In the meantime, no major events are planned during the winter months (unlike last year’s FIFA Women’s World Cup) and much of global travel will be directed towards European sporting events such as the FIFA Euros and Olympic Games.
‘‘For many hotel operators, the forecast for the next few months reads more like a blizzard warning than a holiday getaway,’' Horwath HTL said.
International tourist numbers are running at 81% of pre-Covid-19 levels.
But the recovery has been hit by March reductions in flights, which led to a drop in visitors from several countries, especially the United States.
China visitor numbers
Visitors from China reached 74% of 2019 levels, bolstered by the resumption of Sichuan Airlines flights from Chengdu.
According to Auckland Airport, air capacity from China is expected to increase by 15% during the winter compared to 2019.
Chinese visitors accounted for around 47% of the increase in room nights sold during April-May 2024 compared with the same period last year.
Hotel Council Aotearoa strategic director James Doolan said since before borders reopened, the organisation repeatedly warned tourism recovery after Covid would be a marathon, not a sprint, requiring careful management.
“New Zealand competes with many wonderful global destinations to attract free-spending international tourists.”
Auckland Council has instead chosen to stop investing in event attraction and destination marketing, even though Auckland is the arrival port for 70% of international visitors.
Central government has also reduced funding for our national tourism marketing agency, Tourism New Zealand.
For hotels and other tourism businesses, costs are increasing everywhere – not just rates, government charges and border levies, but also wages, insurance, interest rates and food costs.
‘‘Airline capacity has not yet returned to pre-Covid levels and some domestic routes are expensive with little or no competition.
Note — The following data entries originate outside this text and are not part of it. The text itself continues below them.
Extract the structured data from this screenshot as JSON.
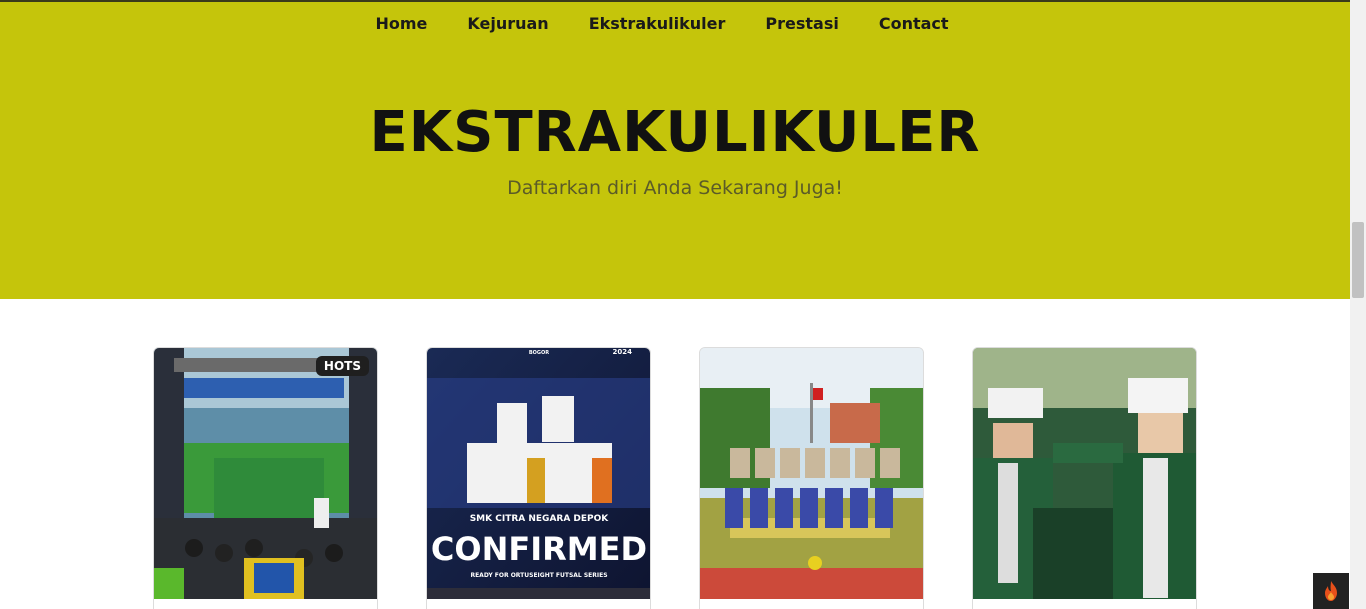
{
  "nav": {
    "items": [
      "Home",
      "Kejuruan",
      "Ekstrakulikuler",
      "Prestasi",
      "Contact"
    ]
  },
  "hero": {
    "title": "EKSTRAKULIKULER",
    "subtitle": "Daftarkan diri Anda Sekarang Juga!"
  },
  "cards": [
    {
      "badge": "HOTS",
      "image": "music-stage-photo"
    },
    {
      "image": "futsal-team-poster",
      "poster_text": "SMK CITRA NEGARA DEPOK",
      "poster_headline": "CONFIRMED",
      "poster_tagline": "READY FOR ORTUSEIGHT FUTSAL SERIES",
      "poster_year": "2024",
      "poster_city": "BOGOR"
    },
    {
      "image": "volleyball-team-photo"
    },
    {
      "image": "marching-band-photo"
    }
  ],
  "colors": {
    "hero_bg": "#c5c50b",
    "nav_text": "#1a1a1a",
    "title_text": "#111111",
    "subtitle_text": "#5b5b28"
  },
  "floating_button": {
    "icon": "fire-icon"
  }
}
All of this makes New Zealand a more expensive destination in a world of great choices.’'
The council favours an increase to $50 or $70. But it says the IVL ‘‘is proof that repeatedly latching onto convenient/expedient’' part-solutions is not serving New Zealand well in the long run.
“Once again, we called on government to work with industry on wholesale reform of tourism funding and incentives.
“Tourists already pay their way in New Zealand through massive contributions to GST, but central and local government are under-investing back into the industry,” Doolan said.
Grant Bradley has been working at the Herald since 1993. He is the Business Herald’s deputy editor and covers aviation and tourism.